Just apply that isnan
on a row by row basis
In [135]: [row[~np.isnan(row)] for row in arr]
Out[135]: [array([1., 2., 3.]), array([4., 5.]), array([6.])]
Boolean masking as in x[~numpy.isnan(x)]
produces a flattened result because, in general, the result will be ragged like this, and can't be formed into a 2d array.
The source array must be float dtype - because np.nan
is a float:
In [138]: arr = np.array([[1,2,3,np.nan],[4,5,np.nan,np.nan],[6,np.nan,np.nan,np.nan]])
In [139]: arr
Out[139]:
array([[ 1., 2., 3., nan],
[ 4., 5., nan, nan],
[ 6., nan, nan, nan]])
If object
dtype, the numbers can be integer, but np.isnan(arr)
won't work.
If the original is a list, rather than an array:
In [146]: alist = [[1,2,3,np.nan],[4,5,np.nan,np.nan],[6,np.nan,np.nan,np.nan]]
In [147]: alist
Out[147]: [[1, 2, 3, nan], [4, 5, nan, nan], [6, nan, nan, nan]]

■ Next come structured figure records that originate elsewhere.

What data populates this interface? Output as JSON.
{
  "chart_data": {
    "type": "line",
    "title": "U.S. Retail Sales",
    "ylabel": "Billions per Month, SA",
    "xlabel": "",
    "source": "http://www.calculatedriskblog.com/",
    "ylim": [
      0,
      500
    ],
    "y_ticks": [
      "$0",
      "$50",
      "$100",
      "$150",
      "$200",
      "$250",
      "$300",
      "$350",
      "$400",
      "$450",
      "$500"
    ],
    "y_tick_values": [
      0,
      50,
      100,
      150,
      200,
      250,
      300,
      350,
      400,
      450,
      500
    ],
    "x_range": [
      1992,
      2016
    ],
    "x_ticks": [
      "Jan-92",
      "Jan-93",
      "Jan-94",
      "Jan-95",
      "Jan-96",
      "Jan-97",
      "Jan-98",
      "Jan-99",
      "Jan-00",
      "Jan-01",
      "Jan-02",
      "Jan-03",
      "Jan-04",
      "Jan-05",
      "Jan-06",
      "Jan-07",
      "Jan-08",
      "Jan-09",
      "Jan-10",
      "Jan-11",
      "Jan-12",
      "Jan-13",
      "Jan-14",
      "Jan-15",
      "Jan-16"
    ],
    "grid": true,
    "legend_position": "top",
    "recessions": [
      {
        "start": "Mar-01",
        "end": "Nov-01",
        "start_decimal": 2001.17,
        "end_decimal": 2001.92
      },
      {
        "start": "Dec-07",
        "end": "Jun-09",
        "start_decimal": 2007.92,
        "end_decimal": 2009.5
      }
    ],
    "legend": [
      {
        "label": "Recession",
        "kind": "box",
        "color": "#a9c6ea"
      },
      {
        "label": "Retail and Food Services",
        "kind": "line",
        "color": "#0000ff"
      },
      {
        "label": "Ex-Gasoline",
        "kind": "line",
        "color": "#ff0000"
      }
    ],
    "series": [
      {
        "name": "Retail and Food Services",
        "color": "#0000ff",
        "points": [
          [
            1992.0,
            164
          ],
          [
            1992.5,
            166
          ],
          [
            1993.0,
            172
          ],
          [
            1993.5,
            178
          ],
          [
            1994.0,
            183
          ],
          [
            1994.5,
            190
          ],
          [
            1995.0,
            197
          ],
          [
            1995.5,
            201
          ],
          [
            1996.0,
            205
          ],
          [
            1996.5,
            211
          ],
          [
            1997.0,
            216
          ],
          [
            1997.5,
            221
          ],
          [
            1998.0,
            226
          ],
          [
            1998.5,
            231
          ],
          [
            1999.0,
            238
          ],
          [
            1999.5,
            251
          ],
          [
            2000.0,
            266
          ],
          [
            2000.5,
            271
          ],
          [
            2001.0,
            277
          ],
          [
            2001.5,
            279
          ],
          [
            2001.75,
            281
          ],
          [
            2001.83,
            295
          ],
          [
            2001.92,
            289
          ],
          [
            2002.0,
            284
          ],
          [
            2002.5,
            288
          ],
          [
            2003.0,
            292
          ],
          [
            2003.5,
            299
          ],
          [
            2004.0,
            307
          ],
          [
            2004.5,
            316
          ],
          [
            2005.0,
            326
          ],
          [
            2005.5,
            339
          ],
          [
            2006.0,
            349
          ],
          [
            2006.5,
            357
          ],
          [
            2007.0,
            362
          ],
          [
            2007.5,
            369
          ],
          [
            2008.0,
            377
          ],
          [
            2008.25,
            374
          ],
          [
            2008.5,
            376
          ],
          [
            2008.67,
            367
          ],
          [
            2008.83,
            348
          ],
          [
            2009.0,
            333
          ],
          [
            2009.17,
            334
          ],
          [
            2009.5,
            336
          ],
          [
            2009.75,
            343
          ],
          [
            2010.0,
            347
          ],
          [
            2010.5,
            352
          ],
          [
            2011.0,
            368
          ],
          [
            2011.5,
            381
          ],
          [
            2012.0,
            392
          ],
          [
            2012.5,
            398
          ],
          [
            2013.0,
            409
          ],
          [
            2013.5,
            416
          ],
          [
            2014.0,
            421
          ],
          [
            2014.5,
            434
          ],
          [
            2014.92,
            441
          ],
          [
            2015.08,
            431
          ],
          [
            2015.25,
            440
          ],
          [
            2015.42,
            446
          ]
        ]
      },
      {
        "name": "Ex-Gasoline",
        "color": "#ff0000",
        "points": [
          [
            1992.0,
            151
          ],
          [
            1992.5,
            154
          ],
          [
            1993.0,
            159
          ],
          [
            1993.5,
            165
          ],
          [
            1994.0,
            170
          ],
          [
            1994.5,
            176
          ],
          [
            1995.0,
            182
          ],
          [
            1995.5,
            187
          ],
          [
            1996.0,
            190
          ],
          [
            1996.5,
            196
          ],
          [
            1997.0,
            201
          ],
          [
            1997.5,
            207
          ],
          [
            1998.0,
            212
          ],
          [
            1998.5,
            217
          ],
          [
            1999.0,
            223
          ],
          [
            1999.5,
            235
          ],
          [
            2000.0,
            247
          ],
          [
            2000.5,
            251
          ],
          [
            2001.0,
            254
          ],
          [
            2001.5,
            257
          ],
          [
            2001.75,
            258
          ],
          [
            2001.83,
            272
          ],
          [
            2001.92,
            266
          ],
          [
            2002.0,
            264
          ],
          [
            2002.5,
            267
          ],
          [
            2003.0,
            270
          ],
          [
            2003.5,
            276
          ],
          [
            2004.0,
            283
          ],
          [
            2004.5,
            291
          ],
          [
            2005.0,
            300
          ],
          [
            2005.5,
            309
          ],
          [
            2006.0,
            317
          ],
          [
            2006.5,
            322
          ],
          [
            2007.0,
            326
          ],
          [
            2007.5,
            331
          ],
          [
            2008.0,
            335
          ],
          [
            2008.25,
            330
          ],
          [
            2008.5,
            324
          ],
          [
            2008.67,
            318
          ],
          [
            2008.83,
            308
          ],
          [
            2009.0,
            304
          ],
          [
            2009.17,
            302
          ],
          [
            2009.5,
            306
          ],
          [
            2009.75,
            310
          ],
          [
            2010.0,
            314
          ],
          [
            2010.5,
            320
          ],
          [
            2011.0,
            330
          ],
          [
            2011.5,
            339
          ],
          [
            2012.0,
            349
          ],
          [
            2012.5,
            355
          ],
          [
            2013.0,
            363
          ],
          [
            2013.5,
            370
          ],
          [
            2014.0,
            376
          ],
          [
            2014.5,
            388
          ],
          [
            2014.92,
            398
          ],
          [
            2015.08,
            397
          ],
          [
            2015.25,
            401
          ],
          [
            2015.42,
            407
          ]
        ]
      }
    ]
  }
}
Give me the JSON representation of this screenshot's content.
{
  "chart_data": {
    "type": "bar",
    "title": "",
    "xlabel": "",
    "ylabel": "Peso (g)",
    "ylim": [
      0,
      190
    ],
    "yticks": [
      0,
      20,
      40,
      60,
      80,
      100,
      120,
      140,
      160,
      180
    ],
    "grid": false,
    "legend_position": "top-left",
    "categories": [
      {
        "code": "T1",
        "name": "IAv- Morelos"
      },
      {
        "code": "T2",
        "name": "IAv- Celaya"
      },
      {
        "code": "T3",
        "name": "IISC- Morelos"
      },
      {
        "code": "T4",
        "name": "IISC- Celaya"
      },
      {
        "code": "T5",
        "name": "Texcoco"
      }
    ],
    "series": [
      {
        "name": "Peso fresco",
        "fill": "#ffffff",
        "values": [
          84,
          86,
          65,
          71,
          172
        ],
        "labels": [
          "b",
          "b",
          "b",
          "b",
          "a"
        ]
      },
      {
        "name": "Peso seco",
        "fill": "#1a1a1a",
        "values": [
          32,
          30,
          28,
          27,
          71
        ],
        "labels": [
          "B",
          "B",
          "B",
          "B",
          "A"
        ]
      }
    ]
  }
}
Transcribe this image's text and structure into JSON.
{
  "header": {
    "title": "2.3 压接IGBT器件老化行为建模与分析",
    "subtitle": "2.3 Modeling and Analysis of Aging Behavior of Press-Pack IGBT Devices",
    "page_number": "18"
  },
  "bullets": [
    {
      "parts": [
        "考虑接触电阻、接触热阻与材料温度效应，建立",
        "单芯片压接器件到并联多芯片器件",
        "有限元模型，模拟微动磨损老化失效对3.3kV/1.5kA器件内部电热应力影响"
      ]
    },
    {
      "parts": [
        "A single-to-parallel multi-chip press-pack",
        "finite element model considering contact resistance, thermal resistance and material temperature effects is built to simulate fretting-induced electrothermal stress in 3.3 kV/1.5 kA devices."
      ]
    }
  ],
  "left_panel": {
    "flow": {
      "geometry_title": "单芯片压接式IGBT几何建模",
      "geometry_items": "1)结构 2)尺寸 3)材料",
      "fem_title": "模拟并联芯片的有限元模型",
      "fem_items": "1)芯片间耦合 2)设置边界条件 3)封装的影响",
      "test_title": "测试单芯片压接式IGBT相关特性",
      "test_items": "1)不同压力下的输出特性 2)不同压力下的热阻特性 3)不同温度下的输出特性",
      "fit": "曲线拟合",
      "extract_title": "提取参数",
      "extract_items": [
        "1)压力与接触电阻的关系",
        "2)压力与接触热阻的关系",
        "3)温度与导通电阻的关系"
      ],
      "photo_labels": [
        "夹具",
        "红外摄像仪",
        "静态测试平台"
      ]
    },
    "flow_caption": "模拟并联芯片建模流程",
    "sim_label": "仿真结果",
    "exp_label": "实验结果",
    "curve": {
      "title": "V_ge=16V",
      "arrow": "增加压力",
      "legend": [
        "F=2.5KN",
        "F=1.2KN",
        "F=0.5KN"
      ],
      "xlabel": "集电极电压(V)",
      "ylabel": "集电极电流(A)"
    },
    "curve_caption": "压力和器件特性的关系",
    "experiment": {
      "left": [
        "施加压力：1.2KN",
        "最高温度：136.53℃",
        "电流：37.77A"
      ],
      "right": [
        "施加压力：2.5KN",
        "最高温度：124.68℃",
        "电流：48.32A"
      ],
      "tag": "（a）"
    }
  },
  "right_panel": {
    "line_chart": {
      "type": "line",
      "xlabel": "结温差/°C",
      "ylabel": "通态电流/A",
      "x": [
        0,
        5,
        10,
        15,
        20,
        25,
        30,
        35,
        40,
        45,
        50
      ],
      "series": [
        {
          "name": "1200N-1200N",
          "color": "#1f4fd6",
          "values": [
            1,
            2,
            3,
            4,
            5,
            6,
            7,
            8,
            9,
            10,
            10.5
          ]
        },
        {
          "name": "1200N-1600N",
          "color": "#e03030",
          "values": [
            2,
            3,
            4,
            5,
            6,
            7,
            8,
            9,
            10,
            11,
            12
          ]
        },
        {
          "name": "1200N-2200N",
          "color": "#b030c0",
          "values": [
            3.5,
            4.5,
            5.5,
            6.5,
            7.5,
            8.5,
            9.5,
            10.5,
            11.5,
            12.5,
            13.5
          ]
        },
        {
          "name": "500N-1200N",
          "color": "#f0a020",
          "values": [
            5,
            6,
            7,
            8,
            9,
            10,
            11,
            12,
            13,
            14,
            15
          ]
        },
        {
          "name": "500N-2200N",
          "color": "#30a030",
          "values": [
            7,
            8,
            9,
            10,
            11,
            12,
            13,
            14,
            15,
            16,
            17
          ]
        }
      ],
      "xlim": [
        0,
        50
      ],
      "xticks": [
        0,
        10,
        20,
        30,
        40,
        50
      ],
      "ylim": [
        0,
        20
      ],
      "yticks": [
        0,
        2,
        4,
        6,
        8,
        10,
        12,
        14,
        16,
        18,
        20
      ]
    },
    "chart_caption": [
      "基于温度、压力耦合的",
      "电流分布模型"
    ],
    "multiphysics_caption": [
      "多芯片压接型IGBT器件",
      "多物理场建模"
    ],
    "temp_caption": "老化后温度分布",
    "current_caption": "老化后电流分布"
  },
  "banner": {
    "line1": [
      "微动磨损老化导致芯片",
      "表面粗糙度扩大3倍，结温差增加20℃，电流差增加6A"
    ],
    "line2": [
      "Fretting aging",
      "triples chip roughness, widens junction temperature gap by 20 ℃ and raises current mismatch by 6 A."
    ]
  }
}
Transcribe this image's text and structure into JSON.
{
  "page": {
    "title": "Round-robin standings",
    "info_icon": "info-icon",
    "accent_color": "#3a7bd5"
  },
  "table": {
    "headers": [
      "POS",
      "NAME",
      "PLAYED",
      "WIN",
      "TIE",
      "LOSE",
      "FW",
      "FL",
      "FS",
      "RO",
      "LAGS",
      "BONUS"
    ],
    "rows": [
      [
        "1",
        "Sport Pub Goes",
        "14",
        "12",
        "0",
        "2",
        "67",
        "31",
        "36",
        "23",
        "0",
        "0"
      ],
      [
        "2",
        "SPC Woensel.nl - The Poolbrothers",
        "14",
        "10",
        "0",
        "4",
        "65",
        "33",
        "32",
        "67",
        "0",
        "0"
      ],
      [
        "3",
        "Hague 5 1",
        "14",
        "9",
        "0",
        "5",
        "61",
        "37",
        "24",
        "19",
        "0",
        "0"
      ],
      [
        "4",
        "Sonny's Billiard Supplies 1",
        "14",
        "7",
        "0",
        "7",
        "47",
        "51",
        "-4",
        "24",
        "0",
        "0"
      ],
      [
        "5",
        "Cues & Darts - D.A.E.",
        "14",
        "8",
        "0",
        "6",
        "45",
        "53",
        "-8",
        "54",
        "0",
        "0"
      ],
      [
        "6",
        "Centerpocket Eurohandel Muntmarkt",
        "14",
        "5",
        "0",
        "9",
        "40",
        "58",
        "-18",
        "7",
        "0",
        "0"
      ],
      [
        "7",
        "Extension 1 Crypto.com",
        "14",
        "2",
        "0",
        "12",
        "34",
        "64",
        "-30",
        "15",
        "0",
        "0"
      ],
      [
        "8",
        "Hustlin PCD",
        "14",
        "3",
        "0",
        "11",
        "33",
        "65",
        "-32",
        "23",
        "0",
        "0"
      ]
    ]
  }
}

In [148]: [[i for i in row if ~np.isnan(i)] for row in alist]
Out[148]: [[1, 2, 3], [4, 5], [6]]
The flat array could be turned into a list of arrays with split
:
In [152]: np.split(arr[~np.isnan(arr)],(3,5))
Out[152]: [array([1., 2., 3.]), array([4., 5.]), array([6.])]
where the (3,5)
split parameter could be determined by counting the non-nan in each row, but that's more work and doesn't promise to be faster than than the row iteration.